The people of Westmoreland County will be investing a lot more in their elections.
On Friday, county commissioners voted to lay out a great deal more cash for the process, but unlike the 2019 purchase of $7.1 million in new voting equipment, this time, the money will not be going into circuits and wires. It will be going into people.
The county hires hundreds of people to work on Election Day. In addition to the judge of elections, there are three to five poll workers for each location. Now multiply that by the 307 polling places, and you have a significant pop-up workforce, even if it is only engaged twice a year.
The increase will take judges of elections from $130 to $235 — $200 for day’s work plus $35 for transporting the final results to the courthouse at the end of the process. Other poll workers will go from their prior $95 paycheck to $175 — the same amount Allegheny County spends on its judges of elections.
The county is also not waiting until November to put that raise in play, making it retroactive to last week’s primary.
A more than 80% increase in a government salary is the kind of thing that would usually prompt a reaction from the people. This is an instance where it shouldn’t.

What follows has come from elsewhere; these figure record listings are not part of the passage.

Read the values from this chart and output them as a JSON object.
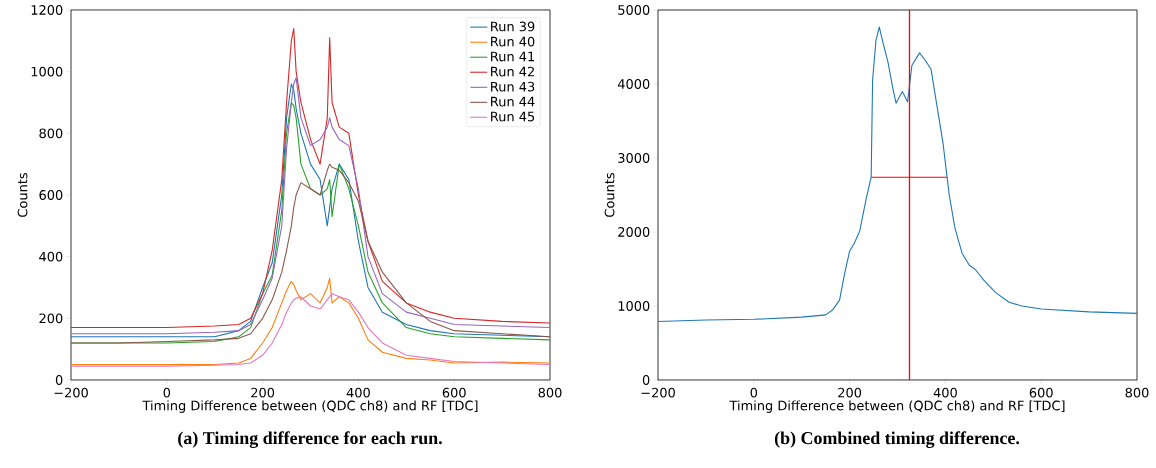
{
  "chart_data": [
    {
      "type": "line",
      "xlabel": "Timing Difference between (QDC ch8) and RF [TDC]",
      "ylabel": "Counts",
      "annotations": [
        "(a) Timing difference for each run."
      ],
      "xlim": [
        -200,
        800
      ],
      "ylim": [
        0,
        1200
      ],
      "xticks": [
        {
          "value": -200,
          "label": "−200"
        },
        0,
        200,
        400,
        600,
        800
      ],
      "yticks": [
        0,
        200,
        400,
        600,
        800,
        1000,
        1200
      ],
      "legend": "top right",
      "grid": false,
      "x": [
        -200,
        -100,
        0,
        100,
        150,
        175,
        200,
        220,
        240,
        250,
        260,
        265,
        270,
        280,
        300,
        320,
        335,
        340,
        345,
        360,
        380,
        400,
        420,
        450,
        500,
        550,
        600,
        700,
        800
      ],
      "series": [
        {
          "name": "Run 39",
          "color": "#1f77b4",
          "values": [
            140,
            140,
            140,
            140,
            160,
            190,
            300,
            380,
            600,
            850,
            960,
            940,
            880,
            800,
            700,
            650,
            500,
            560,
            620,
            700,
            650,
            450,
            300,
            220,
            180,
            160,
            150,
            145,
            140
          ]
        },
        {
          "name": "Run 40",
          "color": "#ff7f0e",
          "values": [
            50,
            50,
            50,
            50,
            55,
            70,
            120,
            170,
            250,
            290,
            320,
            310,
            290,
            260,
            280,
            250,
            300,
            330,
            250,
            270,
            250,
            200,
            130,
            90,
            70,
            65,
            55,
            58,
            55
          ]
        },
        {
          "name": "Run 41",
          "color": "#2ca02c",
          "values": [
            120,
            120,
            120,
            125,
            140,
            170,
            280,
            340,
            550,
            800,
            900,
            890,
            850,
            700,
            620,
            600,
            620,
            650,
            530,
            700,
            620,
            500,
            350,
            250,
            170,
            150,
            140,
            135,
            130
          ]
        },
        {
          "name": "Run 42",
          "color": "#d62728",
          "values": [
            170,
            170,
            170,
            175,
            180,
            200,
            280,
            420,
            650,
            900,
            1100,
            1140,
            1000,
            900,
            780,
            700,
            850,
            1110,
            900,
            820,
            800,
            600,
            450,
            320,
            250,
            220,
            200,
            190,
            185
          ]
        },
        {
          "name": "Run 43",
          "color": "#9467bd",
          "values": [
            150,
            150,
            150,
            155,
            160,
            180,
            260,
            330,
            500,
            750,
            900,
            960,
            980,
            850,
            760,
            780,
            820,
            850,
            820,
            780,
            760,
            620,
            400,
            280,
            220,
            200,
            180,
            175,
            170
          ]
        },
        {
          "name": "Run 44",
          "color": "#8c564b",
          "values": [
            120,
            120,
            125,
            130,
            135,
            150,
            200,
            260,
            350,
            420,
            500,
            560,
            600,
            640,
            620,
            600,
            680,
            700,
            690,
            680,
            640,
            580,
            450,
            350,
            250,
            190,
            160,
            150,
            140
          ]
        },
        {
          "name": "Run 45",
          "color": "#e377c2",
          "values": [
            45,
            45,
            45,
            48,
            50,
            55,
            80,
            120,
            180,
            220,
            250,
            260,
            265,
            270,
            240,
            230,
            260,
            270,
            280,
            270,
            260,
            220,
            170,
            120,
            80,
            70,
            60,
            55,
            50
          ]
        }
      ]
    },
    {
      "type": "line",
      "xlabel": "Timing Difference between (QDC ch8) and RF [TDC]",
      "ylabel": "Counts",
      "annotations": [
        "(b) Combined timing difference."
      ],
      "xlim": [
        -200,
        800
      ],
      "ylim": [
        0,
        5000
      ],
      "xticks": [
        {
          "value": -200,
          "label": "−200"
        },
        0,
        200,
        400,
        600,
        800
      ],
      "yticks": [
        0,
        1000,
        2000,
        3000,
        4000,
        5000
      ],
      "grid": false,
      "ref_lines": [
        {
          "axis": "x",
          "value": 325,
          "color": "#ff0000"
        }
      ],
      "series": [
        {
          "color": "#1f77b4",
          "x": [
            -200,
            -100,
            0,
            100,
            150,
            165,
            179,
            190,
            200,
            210,
            221,
            235,
            245,
            248,
            255,
            262,
            270,
            280,
            290,
            297,
            310,
            321,
            330,
            346,
            360,
            370,
            380,
            395,
            408,
            420,
            435,
            450,
            463,
            480,
            505,
            533,
            560,
            600,
            700,
            800
          ],
          "values": [
            790,
            810,
            820,
            850,
            880,
            950,
            1080,
            1450,
            1740,
            1850,
            2010,
            2460,
            2740,
            4050,
            4590,
            4770,
            4550,
            4300,
            3950,
            3740,
            3900,
            3760,
            4250,
            4420,
            4300,
            4200,
            3800,
            3200,
            2500,
            2050,
            1710,
            1550,
            1490,
            1350,
            1180,
            1050,
            1000,
            960,
            920,
            900
          ]
        },
        {
          "type": "line",
          "color": "#ff0000",
          "x": [
            245,
            404
          ],
          "values": [
            2740,
            2740
          ]
        }
      ]
    }
  ]
}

Aside from the commissioners’ assurance that the raises will not strain the county’s budget, there is also what the increase buys.
It will doubtless make it easier to find poll workers, something which has been a struggle in recent years.

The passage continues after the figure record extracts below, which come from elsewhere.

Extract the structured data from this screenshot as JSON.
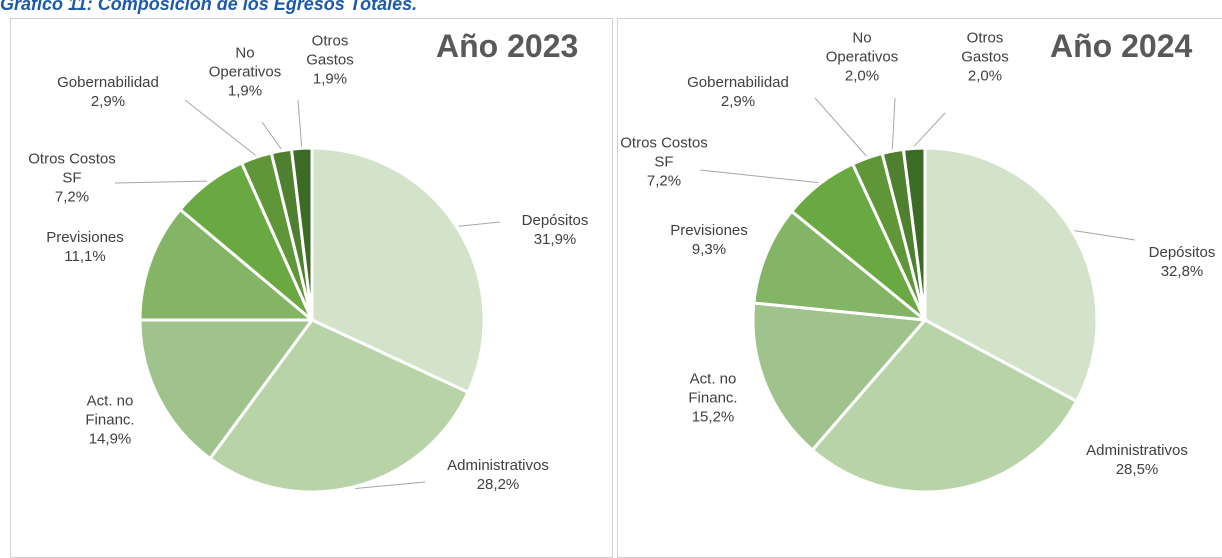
{
  "title": "Gráfico 11: Composición de los Egresos Totales.",
  "chart_data": [
    {
      "type": "pie",
      "title": "Año 2023",
      "categories": [
        "Depósitos",
        "Administrativos",
        "Act. no Financ.",
        "Previsiones",
        "Otros Costos SF",
        "Gobernabilidad",
        "No Operativos",
        "Otros Gastos"
      ],
      "values": [
        31.9,
        28.2,
        14.9,
        11.1,
        7.2,
        2.9,
        1.9,
        1.9
      ],
      "value_labels": [
        "31,9%",
        "28,2%",
        "14,9%",
        "11,1%",
        "7,2%",
        "2,9%",
        "1,9%",
        "1,9%"
      ],
      "colors": [
        "#d3e3c9",
        "#b9d3a9",
        "#a0c38d",
        "#84b567",
        "#6aa842",
        "#5e9638",
        "#4e8030",
        "#3d6b25"
      ]
    },
    {
      "type": "pie",
      "title": "Año 2024",
      "categories": [
        "Depósitos",
        "Administrativos",
        "Act. no Financ.",
        "Previsiones",
        "Otros Costos SF",
        "Gobernabilidad",
        "No Operativos",
        "Otros Gastos"
      ],
      "values": [
        32.8,
        28.5,
        15.2,
        9.3,
        7.2,
        2.9,
        2.0,
        2.0
      ],
      "value_labels": [
        "32,8%",
        "28,5%",
        "15,2%",
        "9,3%",
        "7,2%",
        "2,9%",
        "2,0%",
        "2,0%"
      ],
      "colors": [
        "#d3e3c9",
        "#b9d3a9",
        "#a0c38d",
        "#84b567",
        "#6aa842",
        "#5e9638",
        "#4e8030",
        "#3d6b25"
      ]
    }
  ]
}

“Every election, it’s getting harder and harder to find individuals to work,” Commissioner Sean Kertes said.
Having enough people to fully staff the polls is how elections are kept convenient and easy for people to access. It is also the best line of defense to keep an election safe from interference or suspicion.
Poll workers are the ones who check identification if needed and match your name against your registration. They make sure you use your machine properly. They shepherd the process from the time each poll opens until it closes. If unexpected challenges arise, they ensure that matters are handled quickly and appropriately.

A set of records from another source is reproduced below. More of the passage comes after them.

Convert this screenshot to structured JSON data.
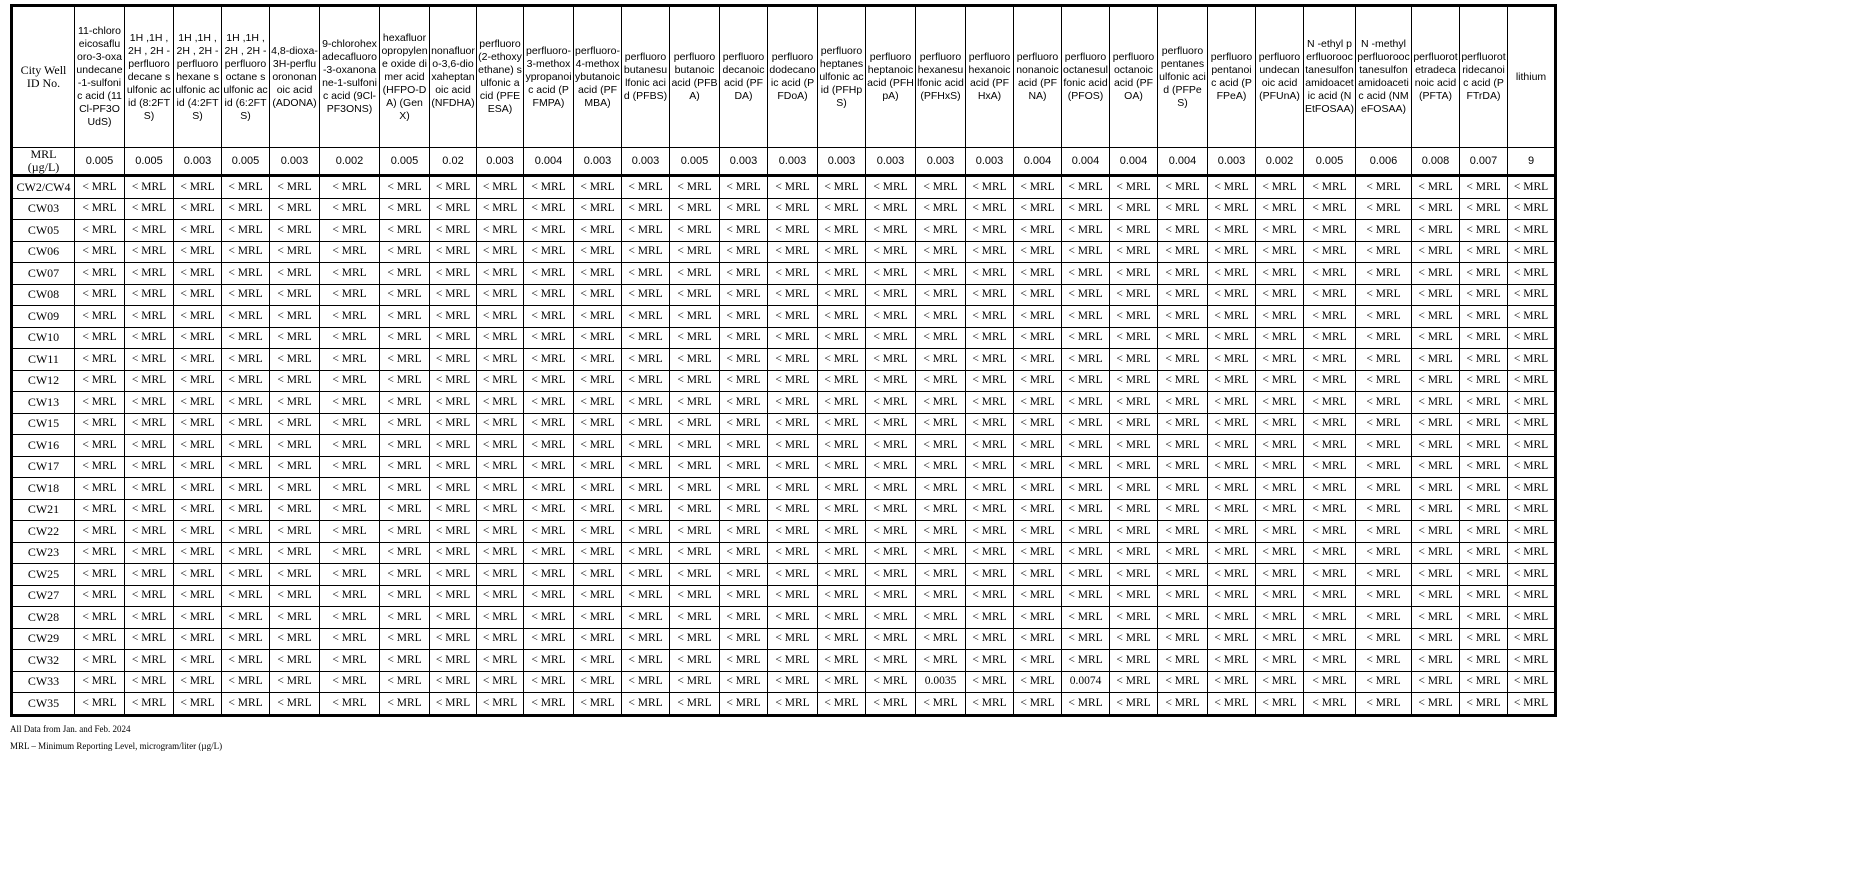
{
  "table": {
    "id_header": "City Well ID No.",
    "mrl_label": "MRL (µg/L)",
    "columns": [
      {
        "name": "11-chloroeicosafluoro-3-oxaundecane-1-sulfonic acid (11Cl-PF3OUdS)",
        "mrl": "0.005"
      },
      {
        "name": "1H ,1H , 2H , 2H -perfluorodecane sulfonic acid (8:2FTS)",
        "mrl": "0.005"
      },
      {
        "name": "1H ,1H , 2H , 2H -perfluorohexane sulfonic acid (4:2FTS)",
        "mrl": "0.003"
      },
      {
        "name": "1H ,1H , 2H , 2H -perfluorooctane sulfonic acid (6:2FTS)",
        "mrl": "0.005"
      },
      {
        "name": "4,8-dioxa-3H-perfluorononanoic acid (ADONA)",
        "mrl": "0.003"
      },
      {
        "name": "9-chlorohexadecafluoro-3-oxanonane-1-sulfonic acid (9Cl-PF3ONS)",
        "mrl": "0.002"
      },
      {
        "name": "hexafluoropropylene oxide dimer acid (HFPO-DA) (GenX)",
        "mrl": "0.005"
      },
      {
        "name": "nonafluoro-3,6-dioxaheptanoic acid (NFDHA)",
        "mrl": "0.02"
      },
      {
        "name": "perfluoro (2-ethoxyethane) sulfonic acid (PFEESA)",
        "mrl": "0.003"
      },
      {
        "name": "perfluoro-3-methoxypropanoic acid (PFMPA)",
        "mrl": "0.004"
      },
      {
        "name": "perfluoro-4-methoxybutanoic acid (PFMBA)",
        "mrl": "0.003"
      },
      {
        "name": "perfluorobutanesulfonic acid (PFBS)",
        "mrl": "0.003"
      },
      {
        "name": "perfluorobutanoic acid (PFBA)",
        "mrl": "0.005"
      },
      {
        "name": "perfluorodecanoic acid (PFDA)",
        "mrl": "0.003"
      },
      {
        "name": "perfluorododecanoic acid (PFDoA)",
        "mrl": "0.003"
      },
      {
        "name": "perfluoroheptanesulfonic acid (PFHpS)",
        "mrl": "0.003"
      },
      {
        "name": "perfluoroheptanoic acid (PFHpA)",
        "mrl": "0.003"
      },
      {
        "name": "perfluorohexanesulfonic acid (PFHxS)",
        "mrl": "0.003"
      },
      {
        "name": "perfluorohexanoic acid (PFHxA)",
        "mrl": "0.003"
      },
      {
        "name": "perfluorononanoic acid (PFNA)",
        "mrl": "0.004"
      },
      {
        "name": "perfluorooctanesulfonic acid (PFOS)",
        "mrl": "0.004"
      },
      {
        "name": "perfluorooctanoic acid (PFOA)",
        "mrl": "0.004"
      },
      {
        "name": "perfluoropentanesulfonic acid (PFPeS)",
        "mrl": "0.004"
      },
      {
        "name": "perfluoropentanoic acid (PFPeA)",
        "mrl": "0.003"
      },
      {
        "name": "perfluoroundecanoic acid (PFUnA)",
        "mrl": "0.002"
      },
      {
        "name": "N -ethyl perfluorooctanesulfonamidoacetic acid (NEtFOSAA)",
        "mrl": "0.005"
      },
      {
        "name": "N -methyl perfluorooctanesulfonamidoacetic acid (NMeFOSAA)",
        "mrl": "0.006"
      },
      {
        "name": "perfluorotetradecanoic acid (PFTA)",
        "mrl": "0.008"
      },
      {
        "name": "perfluorotridecanoic acid (PFTrDA)",
        "mrl": "0.007"
      },
      {
        "name": "lithium",
        "mrl": "9"
      }
    ],
    "default_value": "< MRL",
    "rows": [
      {
        "id": "CW2/CW4",
        "detections": {}
      },
      {
        "id": "CW03",
        "detections": {}
      },
      {
        "id": "CW05",
        "detections": {}
      },
      {
        "id": "CW06",
        "detections": {}
      },
      {
        "id": "CW07",
        "detections": {}
      },
      {
        "id": "CW08",
        "detections": {}
      },
      {
        "id": "CW09",
        "detections": {}
      },
      {
        "id": "CW10",
        "detections": {}
      },
      {
        "id": "CW11",
        "detections": {}
      },
      {
        "id": "CW12",
        "detections": {}
      },
      {
        "id": "CW13",
        "detections": {}
      },
      {
        "id": "CW15",
        "detections": {}
      },
      {
        "id": "CW16",
        "detections": {}
      },
      {
        "id": "CW17",
        "detections": {}
      },
      {
        "id": "CW18",
        "detections": {}
      },
      {
        "id": "CW21",
        "detections": {}
      },
      {
        "id": "CW22",
        "detections": {}
      },
      {
        "id": "CW23",
        "detections": {}
      },
      {
        "id": "CW25",
        "detections": {}
      },
      {
        "id": "CW27",
        "detections": {}
      },
      {
        "id": "CW28",
        "detections": {}
      },
      {
        "id": "CW29",
        "detections": {}
      },
      {
        "id": "CW32",
        "detections": {}
      },
      {
        "id": "CW33",
        "detections": {
          "PFHxS": "0.0035",
          "PFOS": "0.0074"
        }
      },
      {
        "id": "CW35",
        "detections": {}
      }
    ]
  },
  "footnotes": [
    "All Data from Jan. and Feb. 2024",
    "MRL – Minimum Reporting Level, microgram/liter (µg/L)"
  ]
}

The machines are not what make the election function. The ballots themselves are only a tool. Americans have voted in the past with just a locked box and a piece of paper. What has not changed in the 245 years we have been doing this is that people have always been the crucial element making elections work — from the casting to the counting and everything in between.
At a time when Americans have looked to their elections with questions — and many of those eyes have been turned on Pennsylvania, based on its pivotal swing state role — there is no better time to invest in the people who get the job done.